I'm trying to use Mellanox Infiniband adapter with SECO GPU DevKit on NVIDIA CARMA platform. To PCI slot of SECO CARMA board I had connected Netstor NA255A expansion box and assembled Infiniband adapter and NVIDIA GPU inside.
The SECO software is based upon NVIDIA L4T R16 (Linux kernel 3.1.10). Unfortunately, I was not able to find a driver which would work correctly. I have tried the driver bundled with Kenel 3.1.10, and both 1.5.3 and 2.0 drivers from Mellanox website.

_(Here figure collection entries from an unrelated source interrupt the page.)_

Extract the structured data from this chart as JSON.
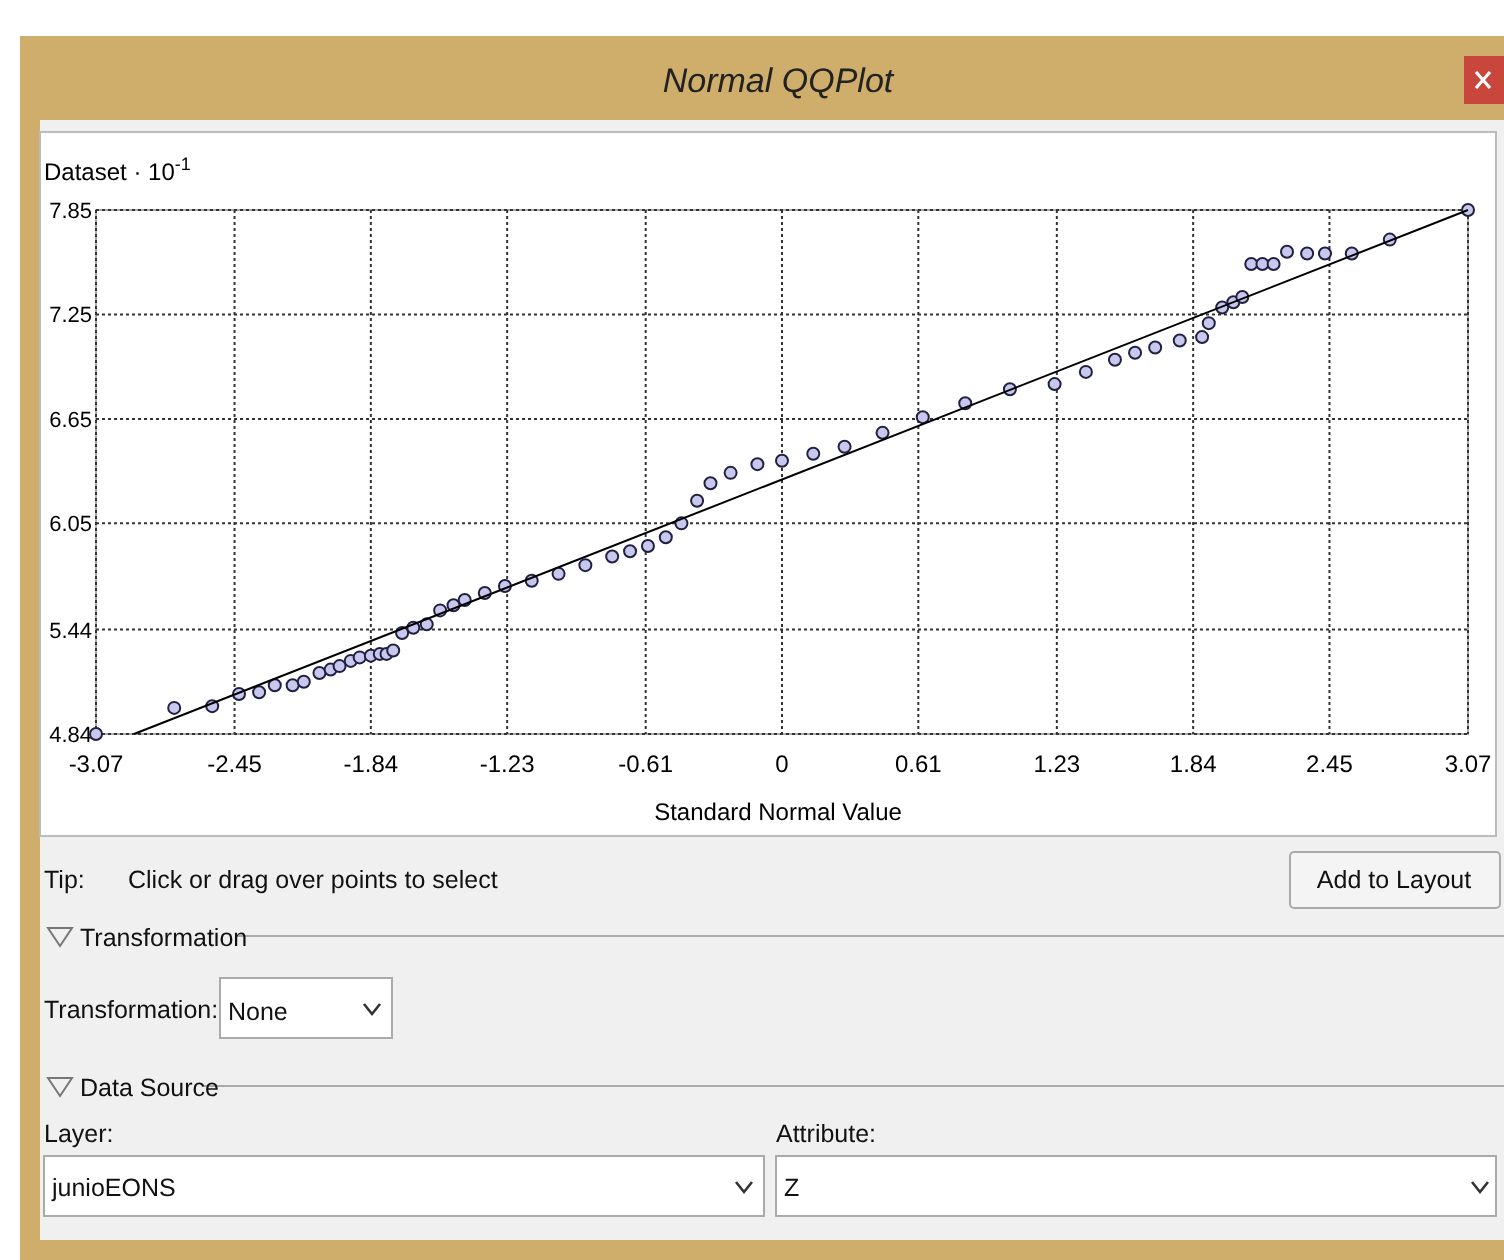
{
  "chart_data": {
    "type": "scatter",
    "title": "Normal QQPlot",
    "xlabel": "Standard Normal Value",
    "ylabel": "Dataset · 10$^{-1}$",
    "xlim": [
      -3.07,
      3.07
    ],
    "xticks": [
      -3.07,
      -2.45,
      -1.84,
      -1.23,
      -0.61,
      0,
      0.61,
      1.23,
      1.84,
      2.45,
      3.07
    ],
    "ylim": [
      4.84,
      7.85
    ],
    "yticks": [
      4.84,
      5.44,
      6.05,
      6.65,
      7.25,
      7.85
    ],
    "grid": true,
    "series": [
      {
        "type": "scatter",
        "color": "#c8c8ee",
        "marker": "circle",
        "x": [
          -3.07,
          -2.72,
          -2.55,
          -2.43,
          -2.34,
          -2.27,
          -2.19,
          -2.14,
          -2.07,
          -2.02,
          -1.98,
          -1.93,
          -1.89,
          -1.84,
          -1.8,
          -1.77,
          -1.74,
          -1.7,
          -1.65,
          -1.59,
          -1.53,
          -1.47,
          -1.42,
          -1.33,
          -1.24,
          -1.12,
          -1.0,
          -0.88,
          -0.76,
          -0.68,
          -0.6,
          -0.52,
          -0.45,
          -0.38,
          -0.32,
          -0.23,
          -0.11,
          0.0,
          0.14,
          0.28,
          0.45,
          0.63,
          0.82,
          1.02,
          1.22,
          1.36,
          1.49,
          1.58,
          1.67,
          1.78,
          1.88,
          1.91,
          1.97,
          2.02,
          2.06,
          2.1,
          2.15,
          2.2,
          2.26,
          2.35,
          2.43,
          2.55,
          2.72,
          3.07
        ],
        "values": [
          4.84,
          4.99,
          5.0,
          5.07,
          5.08,
          5.12,
          5.12,
          5.14,
          5.19,
          5.21,
          5.23,
          5.26,
          5.28,
          5.29,
          5.3,
          5.3,
          5.32,
          5.42,
          5.45,
          5.47,
          5.55,
          5.58,
          5.61,
          5.65,
          5.69,
          5.72,
          5.76,
          5.81,
          5.86,
          5.89,
          5.92,
          5.97,
          6.05,
          6.18,
          6.28,
          6.34,
          6.39,
          6.41,
          6.45,
          6.49,
          6.57,
          6.66,
          6.74,
          6.82,
          6.85,
          6.92,
          6.99,
          7.03,
          7.06,
          7.1,
          7.12,
          7.2,
          7.29,
          7.32,
          7.35,
          7.54,
          7.54,
          7.54,
          7.61,
          7.6,
          7.6,
          7.6,
          7.68,
          7.85
        ]
      },
      {
        "type": "line",
        "color": "#000000",
        "marker": "none",
        "line_style": "solid",
        "x": [
          -2.9,
          3.07
        ],
        "values": [
          4.84,
          7.85
        ]
      }
    ],
    "annotations": [
      "Tip:",
      "Click or drag over points to select",
      "Add to Layout",
      "Transformation",
      "Transformation:",
      "None",
      "Data Source",
      "Layer:",
      "junioEONS",
      "Attribute:",
      "Z"
    ]
  }
}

While trying with Mellanox ConnectX-2 VPI, the system starts fine and I can exchange data using Infiniband. Unfortunately, the system hangs after several hours of operation (which is not happening if Infiniband is not started). I see following messages before the crash.
[ 8671.282351] irq 130: nobody cared (try booting with the "irqpoll" option)
[ 8671.289890] handlers:
[ 8671.292225] [<c0043d7c>] tegra_pcie_isr
[ 8671.296211] [<be80a324>] mlx4_interrupt
[ 8671.300142] Disabling IRQ #130
With Mellanox ConnectX-3 VPI, the system crashes more-or-less directly after the driver is loaded reporting Internal Error.
[ 278.665090] mlx4_core 0000:06:00.0: Internal error detected:
[ 278.670933] mlx4_core 0000:06:00.0: buf[00]: 00000000
[ 278.676315] mlx4_core 0000:06:00.0: buf[01]: 00000000
[ 278.681682] mlx4_core 0000:06:00.0: buf[02]: 00000000
[ 278.687097] mlx4_core 0000:06:00.0: buf[03]: 00000000
[ 278.692547] mlx4_core 0000:06:00.0: buf[04]: 00000000
[ 278.697943] mlx4_core 0000:06:00.0: buf[05]: 00000000
[ 278.703342] mlx4_core 0000:06:00.0: buf[06]: 00000000
[ 278.708720] mlx4_core 0000:06:00.0: buf[07]: 00000000
[ 278.714104] mlx4_core 0000:06:00.0: buf[08]: 00000000
[ 278.719480] mlx4_core 0000:06:00.0: buf[09]: 00000000
[ 278.724867] mlx4_core 0000:06:00.0: buf[0a]: 00000000
[ 278.730232] mlx4_core 0000:06:00.0: buf[0b]: 00000000
[ 278.735605] mlx4_core 0000:06:00.0: buf[0c]: 00000000
[ 278.740975] mlx4_core 0000:06:00.0: buf[0d]: 00000000
[ 278.746343] mlx4_core 0000:06:00.0: buf[0e]: 00000000
[ 278.751705] mlx4_core 0000:06:00.0: buf[0f]: 00000000
In both cases, the mlx4_core is loaded with msi_x=0 option. Otherwise, there is not enough DMA resources to initialize event queue table.
Had somebody successfully used Mellanox adapters on ARM platform? Which driver version and which options?